White House: A Hostile Environment for Women?

President Obama is in hot water and not just because of his sinking approval rating. A new book titled Confidence Men: Wall Street, Washington, and the Education of a President, by Ron Suskind, reveals that the White House may be a testosterone filled environment hostile to women.

Tension within the administration began early in the Obama presidency when women felt that they had less access to the president than their male counterparts. They also felt left out of many important meetings and decisions. The situation grew so intense that Obama held a dinner for the women on his team in November 2009 in order to assure them that he valued their work.

At the dinner, the book reveals that the women aired their complaints directly to the President. Many of the women in the book say the President offered them “empowering” words at the table.

“There were some issues early on with women feeling as though they hadn’t figured out what their role was going to be on the senior team at the White House,” senior adviser Valerie Jarrett said in an interview Monday to The Washington Post. “Most of the women hadn’t worked on the campaign, and so they didn’t have a personal relationship with the president.”

Tensions didn’t stem just from having little face time with the President, however. According to Suskin, many top female officials felt harassed. Christina Romer, a former economic advisor to President Barack Obama who, reportedly told Suskin that the atmosphere at the White House made her feel “like a piece of meat.”

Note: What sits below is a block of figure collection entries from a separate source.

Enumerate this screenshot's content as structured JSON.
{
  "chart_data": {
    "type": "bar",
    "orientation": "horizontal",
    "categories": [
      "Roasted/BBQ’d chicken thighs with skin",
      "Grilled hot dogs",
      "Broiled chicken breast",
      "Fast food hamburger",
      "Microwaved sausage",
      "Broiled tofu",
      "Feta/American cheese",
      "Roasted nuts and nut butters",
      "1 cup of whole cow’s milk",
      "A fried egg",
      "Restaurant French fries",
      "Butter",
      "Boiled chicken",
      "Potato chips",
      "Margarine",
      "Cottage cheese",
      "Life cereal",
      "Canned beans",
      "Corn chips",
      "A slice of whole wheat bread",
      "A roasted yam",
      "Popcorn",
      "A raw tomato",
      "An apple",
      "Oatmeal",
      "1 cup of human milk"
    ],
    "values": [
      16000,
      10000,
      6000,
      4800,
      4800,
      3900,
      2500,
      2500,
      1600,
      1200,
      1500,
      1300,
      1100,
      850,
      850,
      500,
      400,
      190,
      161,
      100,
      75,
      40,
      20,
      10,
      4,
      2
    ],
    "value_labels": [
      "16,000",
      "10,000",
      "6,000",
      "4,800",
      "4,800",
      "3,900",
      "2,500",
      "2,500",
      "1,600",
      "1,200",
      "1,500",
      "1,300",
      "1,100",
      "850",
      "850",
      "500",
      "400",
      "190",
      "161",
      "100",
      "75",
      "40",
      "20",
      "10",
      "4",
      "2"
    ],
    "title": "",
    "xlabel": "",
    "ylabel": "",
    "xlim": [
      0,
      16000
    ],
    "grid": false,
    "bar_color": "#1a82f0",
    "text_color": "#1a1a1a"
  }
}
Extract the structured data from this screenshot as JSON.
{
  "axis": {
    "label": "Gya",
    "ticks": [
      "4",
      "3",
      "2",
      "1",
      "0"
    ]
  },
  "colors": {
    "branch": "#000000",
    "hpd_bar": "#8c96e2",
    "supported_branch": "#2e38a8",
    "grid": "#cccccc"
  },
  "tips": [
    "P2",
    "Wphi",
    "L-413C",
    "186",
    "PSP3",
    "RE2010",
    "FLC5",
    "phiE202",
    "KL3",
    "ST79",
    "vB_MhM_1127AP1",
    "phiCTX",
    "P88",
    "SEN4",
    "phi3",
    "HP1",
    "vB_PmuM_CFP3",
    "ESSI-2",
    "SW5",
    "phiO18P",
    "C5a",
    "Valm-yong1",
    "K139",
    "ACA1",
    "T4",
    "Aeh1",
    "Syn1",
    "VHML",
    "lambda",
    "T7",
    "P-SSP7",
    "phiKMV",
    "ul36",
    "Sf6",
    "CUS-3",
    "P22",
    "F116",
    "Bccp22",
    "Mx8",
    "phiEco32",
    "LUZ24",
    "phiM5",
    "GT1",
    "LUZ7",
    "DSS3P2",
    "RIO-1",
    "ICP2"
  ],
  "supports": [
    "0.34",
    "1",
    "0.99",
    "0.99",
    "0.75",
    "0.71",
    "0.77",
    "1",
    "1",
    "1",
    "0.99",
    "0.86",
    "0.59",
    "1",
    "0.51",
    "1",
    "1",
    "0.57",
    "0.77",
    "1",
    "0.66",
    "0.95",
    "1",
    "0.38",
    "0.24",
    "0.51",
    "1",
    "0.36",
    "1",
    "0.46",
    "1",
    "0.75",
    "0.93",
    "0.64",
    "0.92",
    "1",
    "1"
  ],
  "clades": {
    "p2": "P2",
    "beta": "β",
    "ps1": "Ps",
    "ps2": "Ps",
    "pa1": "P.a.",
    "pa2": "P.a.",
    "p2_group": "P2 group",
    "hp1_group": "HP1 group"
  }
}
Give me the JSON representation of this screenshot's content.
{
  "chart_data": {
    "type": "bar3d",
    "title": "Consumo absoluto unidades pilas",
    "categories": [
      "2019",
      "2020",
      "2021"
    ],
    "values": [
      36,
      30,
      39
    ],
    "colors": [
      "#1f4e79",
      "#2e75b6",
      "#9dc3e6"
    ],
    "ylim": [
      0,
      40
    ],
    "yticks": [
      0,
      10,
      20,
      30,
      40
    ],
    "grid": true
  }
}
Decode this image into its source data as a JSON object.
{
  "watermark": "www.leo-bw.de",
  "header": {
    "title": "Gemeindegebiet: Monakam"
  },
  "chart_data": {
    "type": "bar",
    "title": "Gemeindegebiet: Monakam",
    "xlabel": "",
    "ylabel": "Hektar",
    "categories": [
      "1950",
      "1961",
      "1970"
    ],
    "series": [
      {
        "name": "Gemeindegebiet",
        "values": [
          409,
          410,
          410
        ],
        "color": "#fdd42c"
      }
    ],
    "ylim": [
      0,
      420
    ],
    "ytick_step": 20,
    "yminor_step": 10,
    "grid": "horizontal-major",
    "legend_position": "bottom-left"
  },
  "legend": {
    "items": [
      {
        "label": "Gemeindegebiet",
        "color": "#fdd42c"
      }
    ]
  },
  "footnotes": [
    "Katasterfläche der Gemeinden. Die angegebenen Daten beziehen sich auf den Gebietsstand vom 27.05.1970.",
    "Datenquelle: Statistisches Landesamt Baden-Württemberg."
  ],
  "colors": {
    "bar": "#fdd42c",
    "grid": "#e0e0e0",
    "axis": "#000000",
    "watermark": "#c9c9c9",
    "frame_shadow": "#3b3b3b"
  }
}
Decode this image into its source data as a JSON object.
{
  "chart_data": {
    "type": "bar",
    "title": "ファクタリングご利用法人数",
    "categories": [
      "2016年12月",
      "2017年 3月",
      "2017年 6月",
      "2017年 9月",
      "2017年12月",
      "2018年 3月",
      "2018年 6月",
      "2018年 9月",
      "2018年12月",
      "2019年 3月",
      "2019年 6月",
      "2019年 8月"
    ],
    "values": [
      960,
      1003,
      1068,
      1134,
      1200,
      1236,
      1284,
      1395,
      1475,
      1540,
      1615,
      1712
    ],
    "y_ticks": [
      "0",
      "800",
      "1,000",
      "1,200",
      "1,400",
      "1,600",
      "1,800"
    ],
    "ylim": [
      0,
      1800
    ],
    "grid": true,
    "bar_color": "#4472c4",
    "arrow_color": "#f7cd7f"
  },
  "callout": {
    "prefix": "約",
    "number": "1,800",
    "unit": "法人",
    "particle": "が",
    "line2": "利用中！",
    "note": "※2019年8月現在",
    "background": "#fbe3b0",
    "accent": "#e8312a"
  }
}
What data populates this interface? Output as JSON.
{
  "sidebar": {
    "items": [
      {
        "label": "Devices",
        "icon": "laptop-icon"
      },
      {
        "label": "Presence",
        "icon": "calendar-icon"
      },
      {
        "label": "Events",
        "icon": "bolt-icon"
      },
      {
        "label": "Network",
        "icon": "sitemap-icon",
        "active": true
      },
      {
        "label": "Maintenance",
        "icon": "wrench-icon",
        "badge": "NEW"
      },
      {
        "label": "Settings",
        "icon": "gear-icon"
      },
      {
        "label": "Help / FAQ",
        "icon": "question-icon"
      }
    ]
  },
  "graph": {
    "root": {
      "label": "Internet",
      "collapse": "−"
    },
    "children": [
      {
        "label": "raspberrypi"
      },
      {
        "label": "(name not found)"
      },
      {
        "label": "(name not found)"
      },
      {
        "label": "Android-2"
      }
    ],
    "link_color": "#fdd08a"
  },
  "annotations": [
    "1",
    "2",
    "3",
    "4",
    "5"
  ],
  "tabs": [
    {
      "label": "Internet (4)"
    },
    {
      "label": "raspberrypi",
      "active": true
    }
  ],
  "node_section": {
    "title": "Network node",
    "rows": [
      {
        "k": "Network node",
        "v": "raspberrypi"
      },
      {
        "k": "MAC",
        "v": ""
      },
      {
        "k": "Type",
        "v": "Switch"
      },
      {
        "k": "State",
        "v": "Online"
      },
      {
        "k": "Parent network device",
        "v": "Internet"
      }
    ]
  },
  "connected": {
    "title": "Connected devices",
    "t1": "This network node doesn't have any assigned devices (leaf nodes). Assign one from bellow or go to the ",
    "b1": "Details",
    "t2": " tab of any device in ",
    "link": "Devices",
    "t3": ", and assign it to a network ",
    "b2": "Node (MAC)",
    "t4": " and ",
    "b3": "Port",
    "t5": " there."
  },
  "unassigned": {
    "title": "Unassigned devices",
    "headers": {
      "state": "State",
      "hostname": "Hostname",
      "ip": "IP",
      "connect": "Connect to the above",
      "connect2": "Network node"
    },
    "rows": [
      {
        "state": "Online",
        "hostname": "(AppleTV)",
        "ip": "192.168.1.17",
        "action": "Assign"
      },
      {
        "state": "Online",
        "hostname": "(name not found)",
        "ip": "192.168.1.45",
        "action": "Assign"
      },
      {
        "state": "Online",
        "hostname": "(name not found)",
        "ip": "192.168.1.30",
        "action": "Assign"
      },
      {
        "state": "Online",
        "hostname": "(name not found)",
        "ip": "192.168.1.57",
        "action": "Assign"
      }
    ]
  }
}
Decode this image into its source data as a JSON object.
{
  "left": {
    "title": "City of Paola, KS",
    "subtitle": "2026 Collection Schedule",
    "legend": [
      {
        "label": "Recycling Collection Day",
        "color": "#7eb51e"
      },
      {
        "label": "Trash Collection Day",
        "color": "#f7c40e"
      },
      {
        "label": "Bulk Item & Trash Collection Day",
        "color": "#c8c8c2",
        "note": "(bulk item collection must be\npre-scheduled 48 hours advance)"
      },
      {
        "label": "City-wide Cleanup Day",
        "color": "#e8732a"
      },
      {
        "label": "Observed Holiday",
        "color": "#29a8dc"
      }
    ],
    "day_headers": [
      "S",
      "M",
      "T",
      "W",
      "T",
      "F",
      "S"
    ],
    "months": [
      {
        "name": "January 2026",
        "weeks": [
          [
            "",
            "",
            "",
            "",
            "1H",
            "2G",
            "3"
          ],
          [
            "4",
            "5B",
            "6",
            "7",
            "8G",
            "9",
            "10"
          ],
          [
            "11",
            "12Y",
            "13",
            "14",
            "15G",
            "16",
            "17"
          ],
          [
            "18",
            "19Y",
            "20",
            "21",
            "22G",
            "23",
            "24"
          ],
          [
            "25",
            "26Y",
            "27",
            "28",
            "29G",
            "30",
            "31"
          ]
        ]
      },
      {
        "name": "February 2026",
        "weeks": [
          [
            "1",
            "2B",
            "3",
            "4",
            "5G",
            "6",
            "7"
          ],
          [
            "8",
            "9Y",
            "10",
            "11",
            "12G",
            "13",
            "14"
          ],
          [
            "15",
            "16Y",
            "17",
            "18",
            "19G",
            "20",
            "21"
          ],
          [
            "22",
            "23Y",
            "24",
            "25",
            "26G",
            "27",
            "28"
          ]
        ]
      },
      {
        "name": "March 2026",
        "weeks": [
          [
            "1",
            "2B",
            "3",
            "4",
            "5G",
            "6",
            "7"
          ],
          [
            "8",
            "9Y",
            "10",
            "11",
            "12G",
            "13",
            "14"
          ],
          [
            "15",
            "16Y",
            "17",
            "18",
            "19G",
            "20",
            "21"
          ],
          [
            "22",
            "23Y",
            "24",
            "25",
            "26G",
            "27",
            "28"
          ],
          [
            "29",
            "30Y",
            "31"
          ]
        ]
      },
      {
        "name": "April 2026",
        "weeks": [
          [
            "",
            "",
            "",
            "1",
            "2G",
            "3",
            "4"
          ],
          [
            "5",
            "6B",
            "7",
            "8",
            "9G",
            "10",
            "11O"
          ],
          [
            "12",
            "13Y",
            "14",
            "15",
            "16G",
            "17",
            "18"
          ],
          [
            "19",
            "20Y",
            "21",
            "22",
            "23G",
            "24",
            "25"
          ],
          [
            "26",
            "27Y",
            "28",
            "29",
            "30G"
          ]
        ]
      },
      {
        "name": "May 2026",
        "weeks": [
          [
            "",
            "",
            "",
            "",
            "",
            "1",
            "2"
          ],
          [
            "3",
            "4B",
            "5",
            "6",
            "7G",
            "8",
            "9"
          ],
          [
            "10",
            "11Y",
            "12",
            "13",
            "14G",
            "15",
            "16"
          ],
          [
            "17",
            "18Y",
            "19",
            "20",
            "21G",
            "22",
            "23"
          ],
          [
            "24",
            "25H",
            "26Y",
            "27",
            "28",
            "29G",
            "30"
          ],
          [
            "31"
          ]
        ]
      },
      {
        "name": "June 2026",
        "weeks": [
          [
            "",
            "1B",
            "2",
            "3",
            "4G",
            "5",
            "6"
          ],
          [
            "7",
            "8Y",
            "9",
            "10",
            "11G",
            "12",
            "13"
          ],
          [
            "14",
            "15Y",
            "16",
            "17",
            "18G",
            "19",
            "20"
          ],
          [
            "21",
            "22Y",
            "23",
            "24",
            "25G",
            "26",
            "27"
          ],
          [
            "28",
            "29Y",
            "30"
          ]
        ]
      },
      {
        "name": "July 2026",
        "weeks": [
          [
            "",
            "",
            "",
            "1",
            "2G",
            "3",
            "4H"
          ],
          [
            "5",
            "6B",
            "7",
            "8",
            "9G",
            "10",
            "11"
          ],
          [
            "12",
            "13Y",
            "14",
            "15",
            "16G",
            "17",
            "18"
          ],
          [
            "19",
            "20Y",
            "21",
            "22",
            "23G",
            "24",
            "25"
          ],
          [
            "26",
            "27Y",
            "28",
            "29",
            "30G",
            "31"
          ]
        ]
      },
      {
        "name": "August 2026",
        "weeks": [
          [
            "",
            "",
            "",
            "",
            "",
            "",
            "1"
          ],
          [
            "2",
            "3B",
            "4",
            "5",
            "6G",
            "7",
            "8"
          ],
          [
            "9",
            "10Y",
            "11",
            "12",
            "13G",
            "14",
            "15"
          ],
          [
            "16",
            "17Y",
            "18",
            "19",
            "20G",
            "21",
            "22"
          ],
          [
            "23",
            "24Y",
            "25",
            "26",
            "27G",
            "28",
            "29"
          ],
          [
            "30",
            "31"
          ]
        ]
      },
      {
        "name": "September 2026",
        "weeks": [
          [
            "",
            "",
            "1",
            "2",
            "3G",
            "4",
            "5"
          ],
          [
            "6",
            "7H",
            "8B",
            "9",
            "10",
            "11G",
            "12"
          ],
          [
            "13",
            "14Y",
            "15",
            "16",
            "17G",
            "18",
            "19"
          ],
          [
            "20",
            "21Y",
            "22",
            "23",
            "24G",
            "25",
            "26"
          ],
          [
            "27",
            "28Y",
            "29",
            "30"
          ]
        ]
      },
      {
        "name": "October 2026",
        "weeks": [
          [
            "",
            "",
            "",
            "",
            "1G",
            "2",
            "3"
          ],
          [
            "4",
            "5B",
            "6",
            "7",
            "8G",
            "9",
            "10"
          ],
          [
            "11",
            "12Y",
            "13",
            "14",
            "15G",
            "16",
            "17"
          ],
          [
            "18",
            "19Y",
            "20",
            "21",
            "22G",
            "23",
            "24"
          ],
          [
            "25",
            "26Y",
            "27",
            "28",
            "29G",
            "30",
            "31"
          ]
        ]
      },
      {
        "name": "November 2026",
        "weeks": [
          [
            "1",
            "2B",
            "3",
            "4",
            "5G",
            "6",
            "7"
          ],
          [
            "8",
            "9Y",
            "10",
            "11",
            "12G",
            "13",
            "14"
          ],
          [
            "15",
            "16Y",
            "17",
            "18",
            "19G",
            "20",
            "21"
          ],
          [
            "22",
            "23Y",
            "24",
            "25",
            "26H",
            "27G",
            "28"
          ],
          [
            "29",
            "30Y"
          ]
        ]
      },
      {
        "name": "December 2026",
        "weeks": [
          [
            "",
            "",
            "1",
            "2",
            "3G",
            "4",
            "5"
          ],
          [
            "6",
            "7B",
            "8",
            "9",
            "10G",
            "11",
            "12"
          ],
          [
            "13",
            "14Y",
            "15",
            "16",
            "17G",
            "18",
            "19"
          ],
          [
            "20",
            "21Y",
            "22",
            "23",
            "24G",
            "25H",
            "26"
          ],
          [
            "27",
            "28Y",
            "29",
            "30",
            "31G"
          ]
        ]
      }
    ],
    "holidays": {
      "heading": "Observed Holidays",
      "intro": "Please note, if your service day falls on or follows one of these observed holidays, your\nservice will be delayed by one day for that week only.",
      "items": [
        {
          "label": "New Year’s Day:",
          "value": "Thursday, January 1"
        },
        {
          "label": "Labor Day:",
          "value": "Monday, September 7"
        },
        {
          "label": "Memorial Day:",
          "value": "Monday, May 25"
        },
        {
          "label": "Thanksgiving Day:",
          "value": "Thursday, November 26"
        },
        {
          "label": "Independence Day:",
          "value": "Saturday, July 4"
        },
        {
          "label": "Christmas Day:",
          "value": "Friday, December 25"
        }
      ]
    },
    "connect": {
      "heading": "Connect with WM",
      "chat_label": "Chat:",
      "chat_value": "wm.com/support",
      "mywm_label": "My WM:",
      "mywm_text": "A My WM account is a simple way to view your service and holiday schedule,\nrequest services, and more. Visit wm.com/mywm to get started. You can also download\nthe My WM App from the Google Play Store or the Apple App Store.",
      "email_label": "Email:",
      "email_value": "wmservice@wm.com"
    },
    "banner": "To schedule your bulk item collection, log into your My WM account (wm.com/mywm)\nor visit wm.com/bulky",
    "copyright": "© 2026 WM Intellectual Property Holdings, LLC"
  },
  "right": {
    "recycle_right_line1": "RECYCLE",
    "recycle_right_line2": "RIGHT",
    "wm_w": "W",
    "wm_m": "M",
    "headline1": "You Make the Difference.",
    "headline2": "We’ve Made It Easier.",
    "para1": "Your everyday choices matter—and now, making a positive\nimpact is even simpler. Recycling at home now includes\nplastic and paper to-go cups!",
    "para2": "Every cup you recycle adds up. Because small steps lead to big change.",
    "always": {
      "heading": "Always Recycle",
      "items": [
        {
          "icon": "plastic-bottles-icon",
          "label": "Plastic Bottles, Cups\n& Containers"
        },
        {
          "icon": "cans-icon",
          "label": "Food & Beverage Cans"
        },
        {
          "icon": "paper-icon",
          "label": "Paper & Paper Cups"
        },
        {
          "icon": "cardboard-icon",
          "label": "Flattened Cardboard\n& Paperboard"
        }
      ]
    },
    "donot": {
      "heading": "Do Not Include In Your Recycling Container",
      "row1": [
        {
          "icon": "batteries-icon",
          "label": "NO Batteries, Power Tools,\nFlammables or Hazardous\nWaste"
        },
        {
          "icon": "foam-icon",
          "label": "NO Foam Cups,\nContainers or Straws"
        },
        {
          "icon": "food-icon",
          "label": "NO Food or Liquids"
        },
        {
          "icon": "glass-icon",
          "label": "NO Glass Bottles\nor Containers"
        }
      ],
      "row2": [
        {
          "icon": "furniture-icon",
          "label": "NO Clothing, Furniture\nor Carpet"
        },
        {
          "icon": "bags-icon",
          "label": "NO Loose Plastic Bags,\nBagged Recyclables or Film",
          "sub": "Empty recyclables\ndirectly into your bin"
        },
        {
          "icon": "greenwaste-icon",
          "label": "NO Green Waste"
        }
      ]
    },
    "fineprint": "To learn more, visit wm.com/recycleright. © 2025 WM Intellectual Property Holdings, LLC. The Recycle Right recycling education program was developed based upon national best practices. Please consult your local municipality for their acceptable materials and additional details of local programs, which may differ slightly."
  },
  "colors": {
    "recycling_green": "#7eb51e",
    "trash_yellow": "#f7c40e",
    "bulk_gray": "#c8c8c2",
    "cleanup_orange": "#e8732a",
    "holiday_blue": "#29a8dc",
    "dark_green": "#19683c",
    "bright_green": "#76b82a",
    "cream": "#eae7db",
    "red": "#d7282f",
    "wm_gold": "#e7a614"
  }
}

The women recount that at the dinner the President listened intently to what they had to say. According to one account, however, the President failed to turn his comforting words into action. One top official is recorded as saying, “the president initially discounted the complaints he heard that women, particularly on his economic team, were making. He saw the tough climate as just that - the intense atmosphere of a White House, fostered by competitive people at the top of their game.”

Since the book’s release, however, many of the women have claimed that their quotes were taken out of context. Former communications director Anita Dunn claimed that her quote was made up all together. In the book, Dunn is quoted to say that the White House “would be in court for a hostile workplace… Because it actually fit all of the classic legal requirements for a genuinely hostile workplace to women.’”

According to Suskind, her denial is a part of a damage control plan that the White House is rolling out. In order to save his credibility, Suskind released the audio tapes of his interview with Dunn. On the tapes, according to The Washington Post, the quote is correct, word-for-word.

The fact that the administration is made up of mostly males is nothing too surprising. Most campaigns and political operations across the country are run by men. Therefore, it may be natural that footballs are tossed during staff meetings or rough language exchanged, as one account in the book describes.

But that’s besides the point, according to David Almasi, executive director of the National Center for Public Policy Research.

“Every president has a duty and privilege to hire the best people for the job,” he said. “Regardless of race, gender, religion, etc., he should be getting the best people. Just because numerically women don’t represent as much of the staff as men do, it doesn’t matter.”

He added, “The real problem is with the treatment. Women are saying they aren’t getting a fair shake once they enter the White House. Everyone that’s hired should be on equal footing with other people of their own caliber regardless of gender.”

The book is based on more than 700 hours of interviews, including one with Obama and other top officials.